We’re desperate for sports, but instead, we’ve gone nearly three months without competitive football during the coronavirus pandemic. The Bundesliga is back, La Liga is back, Serie A and the Premier League are behind the corner and while it’s our salve at this time, who we kidding?

It’s not just the cavernous empty stands, either; it’s the fact that they’ll be playing in the summer. This is a time for a different kind of football, one played without sponsor names on the front of the jersey. With anthems before kickoff and nations uniting behind 11 men (and 12 subs). And a sense that, over five weeks and seven games — unlike in the club game — anything can happen. Even little Greece, as they did in 2004, can become champions of Europe.

Instead, Euro 2020 is frozen in time. So much so that when it is played next summer, it will still be known as Euro 2020. (Editor’s Note: The Euros will be on ESPN networks in the USA next summer.)

Relive Euro finals on ESPN2 (U.S. only) today:
– 2016: Portugal vs. France (7 p.m. ET)
– 2012: Spain vs. Italy (9:30 p.m. ET)

UEFA have a date for the opener — June 11 — and not much else. We’ll know more next Wednesday after the executive committee meeting, but truth be told, like the rest of the world, they’ve had to defer to the terrible pandemic few imagined and fewer still can control.

Their slogan for the competition was “Building Bridges,” and it takes on a particularly poignant significance at this time, particularly since most of us have spent the last few months creating distance and fostering isolation, at least physically. In the 60th anniversary of the first Euro, rather than having one or two host nations, former UEFA president Michel Platini had envisioned a competition that would span the continent, bringing together 12 cities, from Rome in the south to Saint Petersburg, Russia, in the north, and from Dublin in the west all the way to Baku in the east.

It would be a Euro of European unity, air travel and crowds in countries that would likely never get to host the competition.
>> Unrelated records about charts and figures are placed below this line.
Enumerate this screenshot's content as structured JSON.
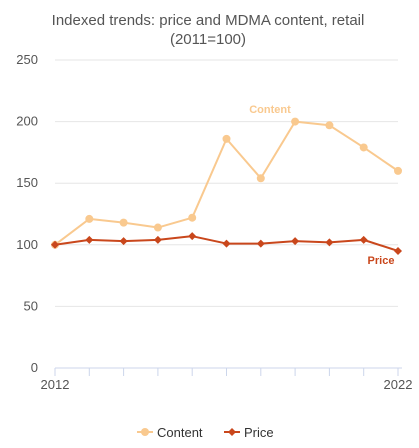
{
  "chart_data": {
    "type": "line",
    "title_line1": "Indexed trends: price and MDMA content, retail",
    "title_line2": "(2011=100)",
    "xlabel": "",
    "ylabel": "",
    "x": [
      2012,
      2013,
      2014,
      2015,
      2016,
      2017,
      2018,
      2019,
      2020,
      2021,
      2022
    ],
    "x_tick_labels": [
      "2012",
      "2022"
    ],
    "ylim": [
      0,
      250
    ],
    "y_ticks": [
      0,
      50,
      100,
      150,
      200,
      250
    ],
    "grid": true,
    "legend_position": "bottom-center",
    "series": [
      {
        "name": "Content",
        "color": "#f9c98f",
        "values": [
          100,
          121,
          118,
          114,
          122,
          186,
          154,
          200,
          197,
          179,
          160
        ]
      },
      {
        "name": "Price",
        "color": "#c9471c",
        "values": [
          100,
          104,
          103,
          104,
          107,
          101,
          101,
          103,
          102,
          104,
          95
        ]
      }
    ]
  }
}
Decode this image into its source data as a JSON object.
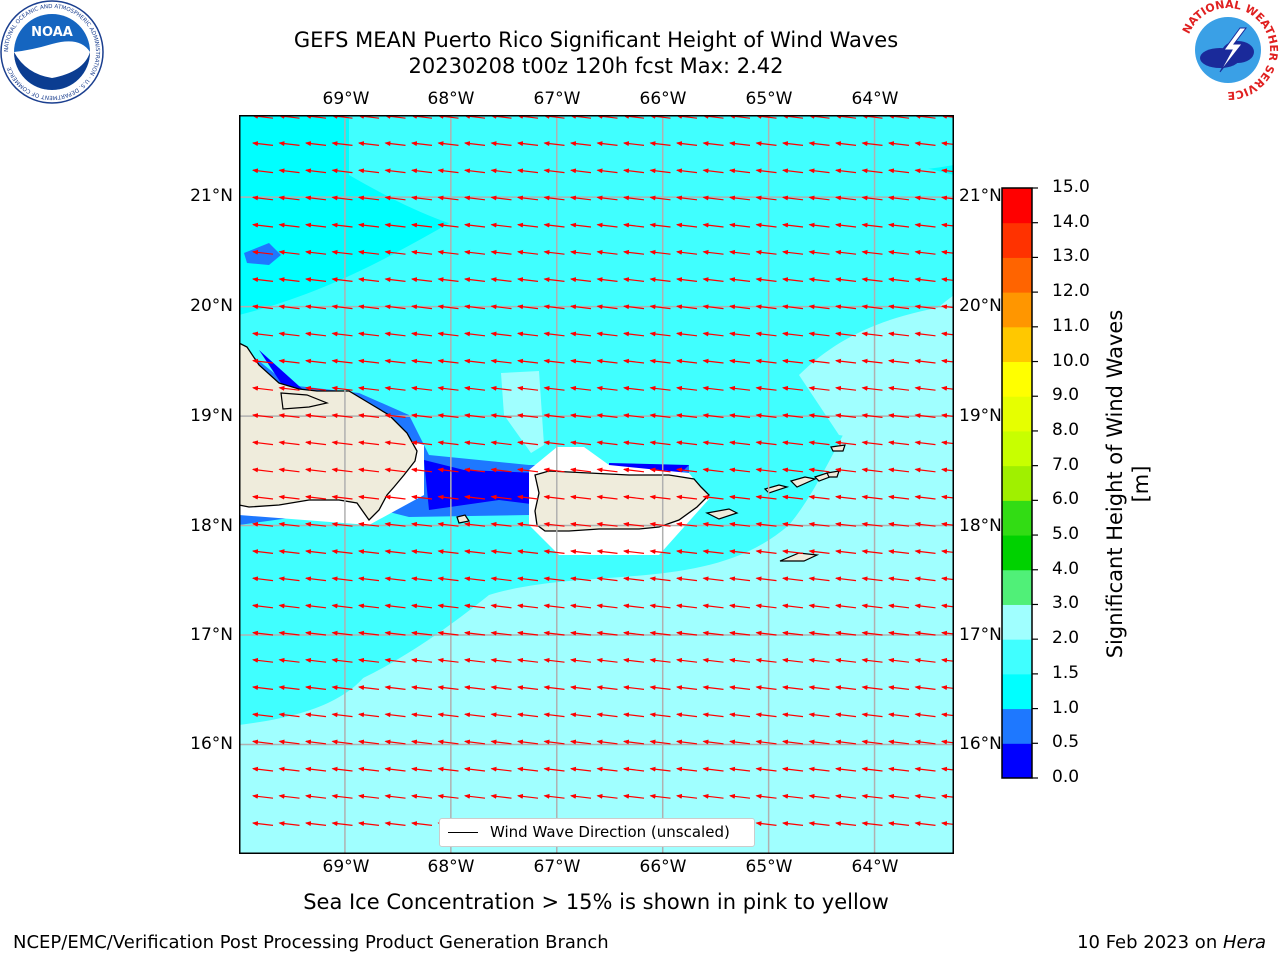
{
  "header": {
    "title_line1": "GEFS MEAN Puerto Rico Significant Height of Wind Waves",
    "title_line2": "20230208 t00z 120h fcst   Max: 2.42"
  },
  "logos": {
    "noaa": "NOAA",
    "noaa_ring": "NATIONAL OCEANIC AND ATMOSPHERIC ADMINISTRATION · U.S. DEPARTMENT OF COMMERCE",
    "nws_ring": "NATIONAL WEATHER SERVICE"
  },
  "map": {
    "lon_labels": [
      "69°W",
      "68°W",
      "67°W",
      "66°W",
      "65°W",
      "64°W"
    ],
    "lat_labels": [
      "21°N",
      "20°N",
      "19°N",
      "18°N",
      "17°N",
      "16°N"
    ],
    "extent": {
      "lon_min": -70.0,
      "lon_max": -63.25,
      "lat_min": 15.0,
      "lat_max": 21.75
    },
    "gridlines": true,
    "legend_label": "Wind Wave Direction (unscaled)",
    "arrow_color": "#ff0000",
    "land_color": "#efecdc",
    "wave_direction": "westward (toward west, slightly north of west)"
  },
  "colorbar": {
    "title": "Significant Height of Wind Waves [m]",
    "tick_labels": [
      "0.0",
      "0.5",
      "1.0",
      "1.5",
      "2.0",
      "3.0",
      "4.0",
      "5.0",
      "6.0",
      "7.0",
      "8.0",
      "9.0",
      "10.0",
      "11.0",
      "12.0",
      "13.0",
      "14.0",
      "15.0"
    ],
    "colors": [
      "#0000ff",
      "#1e78ff",
      "#00ffff",
      "#40ffff",
      "#a0ffff",
      "#50f078",
      "#00d200",
      "#32dc14",
      "#a0f000",
      "#c8ff00",
      "#e6ff00",
      "#ffff00",
      "#ffc800",
      "#ff9600",
      "#ff6400",
      "#ff3200",
      "#ff0000"
    ]
  },
  "footer": {
    "ice_note": "Sea Ice Concentration > 15% is shown in pink to yellow",
    "org": "NCEP/EMC/Verification Post Processing Product Generation Branch",
    "date": "10 Feb 2023 on ",
    "machine": "Hera"
  }
}
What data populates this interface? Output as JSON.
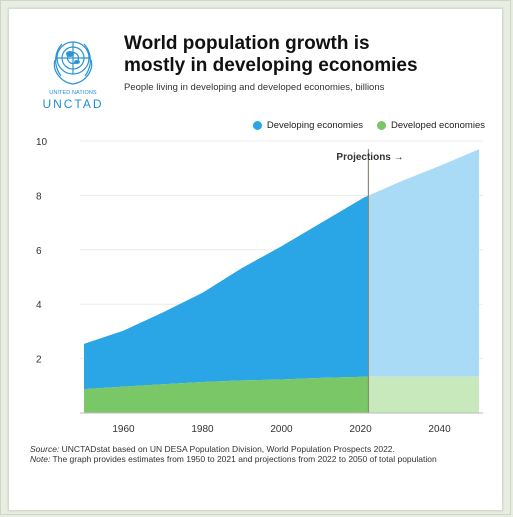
{
  "logo": {
    "org_line": "UNITED NATIONS",
    "org_name": "UNCTAD"
  },
  "title_line1": "World population growth is",
  "title_line2": "mostly in developing economies",
  "subtitle": "People living in developing and developed economies, billions",
  "legend": {
    "developing": "Developing economies",
    "developed": "Developed economies"
  },
  "projections_label": "Projections →",
  "source_label": "Source:",
  "source_text": " UNCTADstat based on UN DESA Population Division, World Population Prospects 2022.",
  "note_label": "Note:",
  "note_text": " The graph provides estimates from 1950 to 2021 and projections from 2022 to 2050 of total population",
  "colors": {
    "developing": "#2aa6e6",
    "developing_projection": "#a9dbf6",
    "developed": "#79c767",
    "developed_projection": "#c7e9bb",
    "projection_line": "#8d8a78"
  },
  "chart_data": {
    "type": "area",
    "stacked": true,
    "x": [
      1950,
      1960,
      1970,
      1980,
      1990,
      2000,
      2010,
      2021,
      2030,
      2040,
      2050
    ],
    "projection_start": 2022,
    "series": [
      {
        "name": "Developed economies",
        "values": [
          0.88,
          0.97,
          1.06,
          1.14,
          1.2,
          1.23,
          1.29,
          1.33,
          1.34,
          1.34,
          1.34
        ]
      },
      {
        "name": "Developing economies",
        "values": [
          1.66,
          2.06,
          2.64,
          3.28,
          4.13,
          4.9,
          5.7,
          6.6,
          7.16,
          7.74,
          8.36
        ]
      }
    ],
    "xticks": [
      1960,
      1980,
      2000,
      2020,
      2040
    ],
    "yticks": [
      2,
      4,
      6,
      8,
      10
    ],
    "xlim": [
      1949,
      2051
    ],
    "ylim": [
      0,
      10
    ],
    "grid": "horizontal",
    "legend_position": "top-right"
  }
}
The irony that those three qualities — European unity, air travel and crowds — have all been deeply hurt by the pandemic isn’t lost on anyone. (We don’t know yet if the multihost format will still be viable in 2021 either.)
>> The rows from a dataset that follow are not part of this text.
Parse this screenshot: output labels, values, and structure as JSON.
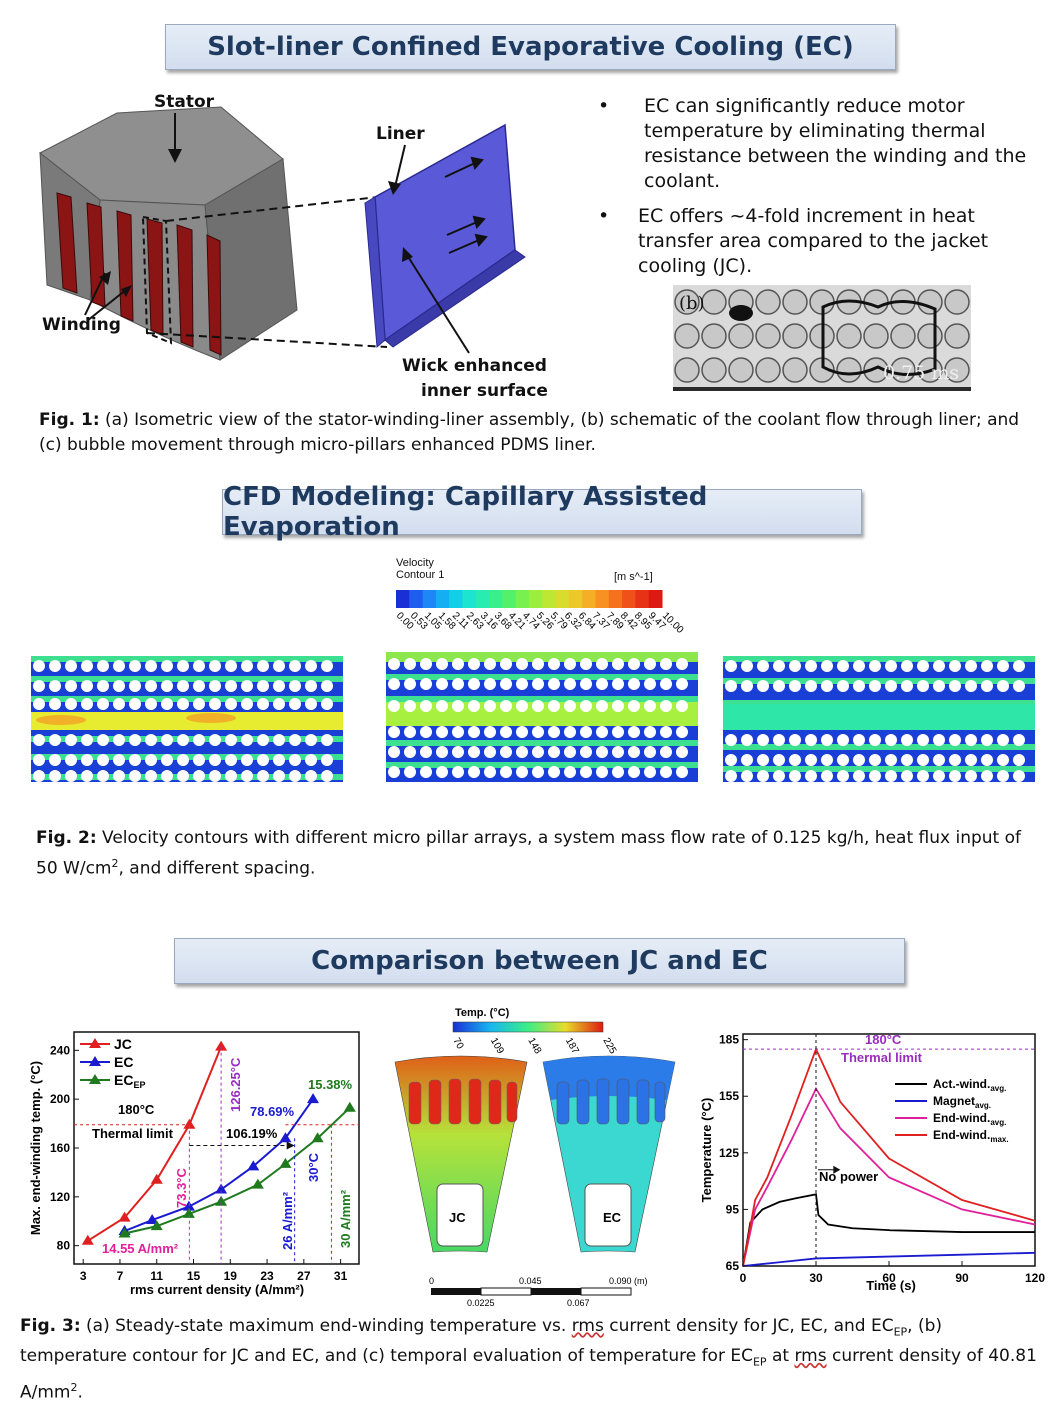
{
  "section1": {
    "title": "Slot-liner Confined Evaporative Cooling (EC)",
    "labels": {
      "stator": "Stator",
      "liner": "Liner",
      "winding": "Winding",
      "wick1": "Wick enhanced",
      "wick2": "inner surface"
    },
    "bullets": [
      "EC can significantly reduce motor temperature by eliminating thermal resistance between the winding and the coolant.",
      "EC offers ~4-fold increment in heat transfer area compared to the jacket cooling (JC)."
    ],
    "photo": {
      "label": "(b)",
      "time": "0.75 ms"
    },
    "caption_lead": "Fig. 1:",
    "caption": " (a) Isometric view of the stator-winding-liner assembly, (b) schematic of the coolant flow through liner; and (c) bubble movement through micro-pillars enhanced PDMS liner."
  },
  "section2": {
    "title": "CFD Modeling: Capillary Assisted Evaporation",
    "legend": {
      "title1": "Velocity",
      "title2": "Contour 1",
      "unit": "[m s^-1]",
      "ticks": [
        "0.00",
        "0.53",
        "1.05",
        "1.58",
        "2.11",
        "2.63",
        "3.16",
        "3.68",
        "4.21",
        "4.74",
        "5.26",
        "5.79",
        "6.32",
        "6.84",
        "7.37",
        "7.89",
        "8.42",
        "8.95",
        "9.47",
        "10.00"
      ],
      "colors": [
        "#1a2fd6",
        "#1f5cf0",
        "#1f86f5",
        "#15aef2",
        "#12cfe8",
        "#1de4cf",
        "#28ecb0",
        "#39ef8b",
        "#55f06a",
        "#78f04f",
        "#9ced3d",
        "#bde733",
        "#d9dc2c",
        "#ecc829",
        "#f5ae26",
        "#f79122",
        "#f5711e",
        "#f0501a",
        "#e83216",
        "#dd1a12"
      ]
    },
    "caption_lead": "Fig. 2:",
    "caption_a": " Velocity contours with different micro pillar arrays, a system mass flow rate of 0.125 kg/h, heat flux input of 50 W/cm",
    "caption_sup": "2",
    "caption_b": ", and different spacing."
  },
  "section3": {
    "title": "Comparison between JC and EC",
    "chart_a": {
      "ylabel": "Max. end-winding temp. (°C)",
      "xlabel": "rms current density (A/mm²)",
      "xticks": [
        "3",
        "7",
        "11",
        "15",
        "19",
        "23",
        "27",
        "31"
      ],
      "yticks": [
        "80",
        "120",
        "160",
        "200",
        "240"
      ],
      "legend": [
        "JC",
        "EC",
        "EC"
      ],
      "legend_sub": "EP",
      "annotations": {
        "limit_temp": "180°C",
        "limit_label": "Thermal limit",
        "jc_x": "14.55 A/mm²",
        "jc_y": "73.3°C",
        "jc_max": "126.25°C",
        "ec_pct": "78.69%",
        "ecep_pct": "106.19%",
        "ecep_top": "15.38%",
        "ec_x": "26 A/mm²",
        "ec_dt": "30°C",
        "ecep_x": "30 A/mm²"
      }
    },
    "contour_b": {
      "legend_title": "Temp. (°C)",
      "ticks": [
        "70",
        "109",
        "148",
        "187",
        "225"
      ],
      "label_left": "JC",
      "label_right": "EC",
      "scale_top": [
        "0",
        "0.045",
        "0.090 (m)"
      ],
      "scale_bottom": [
        "0.0225",
        "0.067"
      ]
    },
    "chart_c": {
      "ylabel": "Temperature (°C)",
      "xlabel": "Time (s)",
      "xticks": [
        "0",
        "30",
        "60",
        "90",
        "120"
      ],
      "yticks": [
        "65",
        "95",
        "125",
        "155",
        "185"
      ],
      "limit_temp": "180°C",
      "limit_label": "Thermal limit",
      "no_power": "No power",
      "legend": [
        {
          "name": "Act.-wind.",
          "sub": "avg.",
          "color": "#000000"
        },
        {
          "name": "Magnet",
          "sub": "avg.",
          "color": "#1a1ad0"
        },
        {
          "name": "End-wind.",
          "sub": "avg.",
          "color": "#e0209a"
        },
        {
          "name": "End-wind.",
          "sub": "max.",
          "color": "#e02020"
        }
      ]
    },
    "caption_lead": "Fig. 3:",
    "caption_1": " (a) Steady-state maximum end-winding temperature vs. ",
    "caption_rms": "rms",
    "caption_2": " current density for JC, EC, and EC",
    "caption_sub": "EP",
    "caption_3": ", (b) temperature contour for JC and EC, and (c) temporal evaluation of temperature for EC",
    "caption_sub2": "EP",
    "caption_4": " at ",
    "caption_rms2": "rms",
    "caption_5": " current density of 40.81 A/mm",
    "caption_sup": "2",
    "caption_6": "."
  },
  "chart_data": [
    {
      "type": "line",
      "title": "",
      "xlabel": "rms current density (A/mm²)",
      "ylabel": "Max. end-winding temp. (°C)",
      "xlim": [
        2,
        33
      ],
      "ylim": [
        65,
        255
      ],
      "series": [
        {
          "name": "JC",
          "color": "#e02020",
          "marker": "triangle",
          "x": [
            3.5,
            7.5,
            11,
            14.55,
            18
          ],
          "y": [
            84,
            103,
            134,
            179,
            243
          ]
        },
        {
          "name": "EC",
          "color": "#1a1ad0",
          "marker": "triangle",
          "x": [
            7.5,
            10.5,
            14.5,
            18,
            21.5,
            25,
            28
          ],
          "y": [
            92,
            101,
            112,
            126,
            145,
            168,
            200
          ]
        },
        {
          "name": "EC_EP",
          "color": "#1f7a1f",
          "marker": "triangle",
          "x": [
            7.5,
            11,
            14.5,
            18,
            22,
            25,
            28.5,
            32
          ],
          "y": [
            90,
            96,
            106,
            116,
            130,
            147,
            168,
            193
          ]
        }
      ]
    },
    {
      "type": "line",
      "title": "",
      "xlabel": "Time (s)",
      "ylabel": "Temperature (°C)",
      "xlim": [
        0,
        120
      ],
      "ylim": [
        65,
        188
      ],
      "series": [
        {
          "name": "Act.-wind.avg.",
          "color": "#000000",
          "x": [
            0,
            3,
            8,
            15,
            22,
            30,
            31,
            35,
            45,
            60,
            90,
            120
          ],
          "y": [
            65,
            88,
            95,
            99,
            101,
            103,
            92,
            87,
            85,
            84,
            83,
            83
          ]
        },
        {
          "name": "Magnet avg.",
          "color": "#1a1ad0",
          "x": [
            0,
            15,
            30,
            60,
            90,
            120
          ],
          "y": [
            65,
            67,
            69,
            70,
            71,
            72
          ]
        },
        {
          "name": "End-wind.avg.",
          "color": "#e0209a",
          "x": [
            0,
            5,
            10,
            20,
            30,
            40,
            60,
            90,
            120
          ],
          "y": [
            65,
            95,
            107,
            132,
            159,
            138,
            112,
            95,
            87
          ]
        },
        {
          "name": "End-wind.max.",
          "color": "#e02020",
          "x": [
            0,
            5,
            10,
            20,
            30,
            40,
            60,
            90,
            120
          ],
          "y": [
            65,
            100,
            112,
            145,
            180,
            152,
            122,
            100,
            89
          ]
        }
      ]
    }
  ]
}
We can wait, obviously. We have no choice but to wait. What these past three months have taught us is that for all our technology and science, all our confidence and bluster, our race — the human race — is vulnerable.

And, in fact, it all remains vulnerable. We trust there will be a vaccine, we trust there will be an effective treatment, we trust that testing and tracing will prevent more of the horrors we’ve witnessed. We trust that, for the time being, we can live with the virus and do so with some semblance of safety. But we don’t know for certain.

Yet we press on. Not just football, but the rest of the economy, the rest of life. We haven’t hit the pause button on that. We can’t. We find ways to cope: closed doors, work from home, government bailouts, distance learning, social distancing, education, washing hands … all terms that are now part of our daily lives. All part of our fight back. And football — for many of us, the most important of the least important things in life — is a part of it too.

Stream ESPN FC Daily on ESPN+ (U.S. only)

At the height of the pandemic, in the northern Italian city of Bergamo, where antigen tests reveal that more than half the population was infected, children displayed signs in their windows that read “Andra’ tutto bene.” (“Everything will be all right.”)

Everything’s not all right now and it won’t be for a while. And for those who lost loved ones, it may never be. But we have to believe that it will. That this too shall pass. We are the human race. We’re survivors. We’ve been around hundreds of thousands of years and we plan on sticking around. We’ll put up with the new normal, believing that at some point we’ll get something very close to the old normal back.

It will be all right. And when Euro 2020 rolls around a year late, when we smell the cut grass, drink in the frenzy, hear the band and watch the players stride out set against the backdrop of cheering men, women and children, most of us will know we’re all right again.